Patrick de Waele, age 64, who designed the recipe for Delirium, still works at the brewery today, though he has since handed the title of head brewer to Joris Dheedene, and now mans one of Huyghe’s brewpubs in Ghent’s city centre. “There are six of us running the brewery, plus a much bigger team of operators,” says Joris. “That number includes one person, Roland, who's officially retired. He's so fond of the brewery, and he can't let go of the quality, so he comes back and organises tasting. That’s a lot of experience that’s not leaving the brewery, and he keeps on training the younger guys. Everyone who works here treats the brewery like they would their own, except maybe on a bigger scale. It's not a job, but a passion, being a brewer.”
Managing Huyghe has to be a passion, as it strikes me as too big a job to be considered work.

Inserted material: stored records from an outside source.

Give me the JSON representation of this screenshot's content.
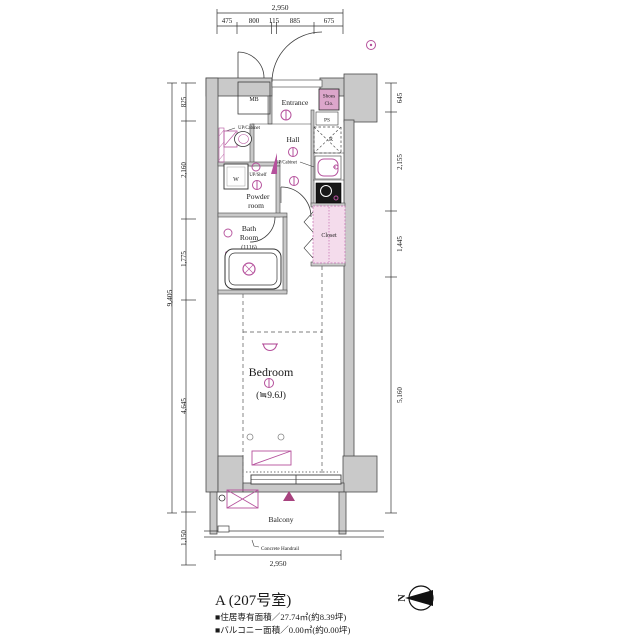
{
  "colors": {
    "wall_fill": "#c9c9c9",
    "line": "#3c3c3c",
    "accent_pink": "#b5519c",
    "closet_fill": "#f4dcec",
    "shoes_fill": "#dca6cb",
    "stove_fill": "#181818"
  },
  "dims": {
    "top_total": "2,950",
    "top_segments": [
      "475",
      "800",
      "115",
      "885",
      "675"
    ],
    "left_total": "9,405",
    "left_segments": [
      "825",
      "2,160",
      "1,775",
      "4,645"
    ],
    "left_balcony": "1,150",
    "right_segments": [
      "645",
      "2,155",
      "1,445",
      "5,160"
    ],
    "bottom_total": "2,950"
  },
  "rooms": {
    "mb": "MB",
    "entrance": "Entrance",
    "shoes1": "Shoes",
    "shoes2": "Clo.",
    "ps": "PS",
    "fridge": "R",
    "hall": "Hall",
    "up_cabinet_a": "UP/Cabinet",
    "up_cabinet_b": "UP/Cabinet",
    "washer": "W",
    "up_shelf": "UP/Shelf",
    "powder1": "Powder",
    "powder2": "room",
    "bath1": "Bath",
    "bath2": "Room",
    "bath_size": "(1116)",
    "closet": "Closet",
    "bedroom": "Bedroom",
    "bedroom_size": "(≒9.6J)",
    "balcony": "Balcony",
    "handrail": "Concrete Handrail"
  },
  "footer": {
    "unit": "A (207号室)",
    "area_living": "■住居専有面積／27.74㎡(約8.39坪)",
    "area_balcony": "■バルコニー面積／0.00㎡(約0.00坪)"
  },
  "compass": {
    "north": "N"
  }
}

The team juggles 35 different recipes and 12 different yeast strains — with the Delirium beers requiring three different yeast strains each — across 74 fermentors. That core team of five managers consists of Joris, Jolan, Karl, Filip and Gauthier, with Joris overseeing wort production and yeast management, Jolan managing fermentation maturation, filtration and fruit beer production, Karl on plant management and packing, and father and son, Filip and Gauthier being high level generalists in charge of quality control, R&D, waste water treatment and energy management.
“When I was younger, there were guys who held onto information, so to speak, and didn’t want to share it because they were so proud of it,” says Joris. “I'm the exact opposite. I want to be open. All my recipes are on the central service system, so anyone can look into them if they want. I want to support the younger guys to become even better than me, so they can bring the brewery to an even higher level in the future. That has to be the aim.”
Aside from the skill and experience needed to manage the brewery, Huyghe’s next head brewer will inherit the Delirium yeast, which Joris keeps on ice in two different yeast labs, just in case one should go up in smoke. The Delirium yeast is so distinctive that it can’t be used in any of Huyghe’s other beers, and so old that no living member of the brew team knows where it came from. Joris says that Delirium is brewed with a mixture of three house yeast strains.
“People claim that the main yeast in Westmalle’s Tripel is the same as the bottle yeast,” says Joris with a playful smirk. “So, supposedly you can do the trick where you use what yeast is left in the bottom of the bottle to brew a new beer. We filter out our main yeasts, so we have beer without yeast, and then we add a third, different kind of yeast for bottle conditioning. So you can keep the yeast and you can try to brew with it, but it will not develop the same flavour profile as the Tremens. We’re way ahead of you.”
Huyghe is way ahead of us, but it’s also pulling up behind them. Belgian beer will always have its mythology, and traditions you have to be born into to fully understand, but the quality it’s synonymous with has the work of a broad, future-focused church to thank for its reputation.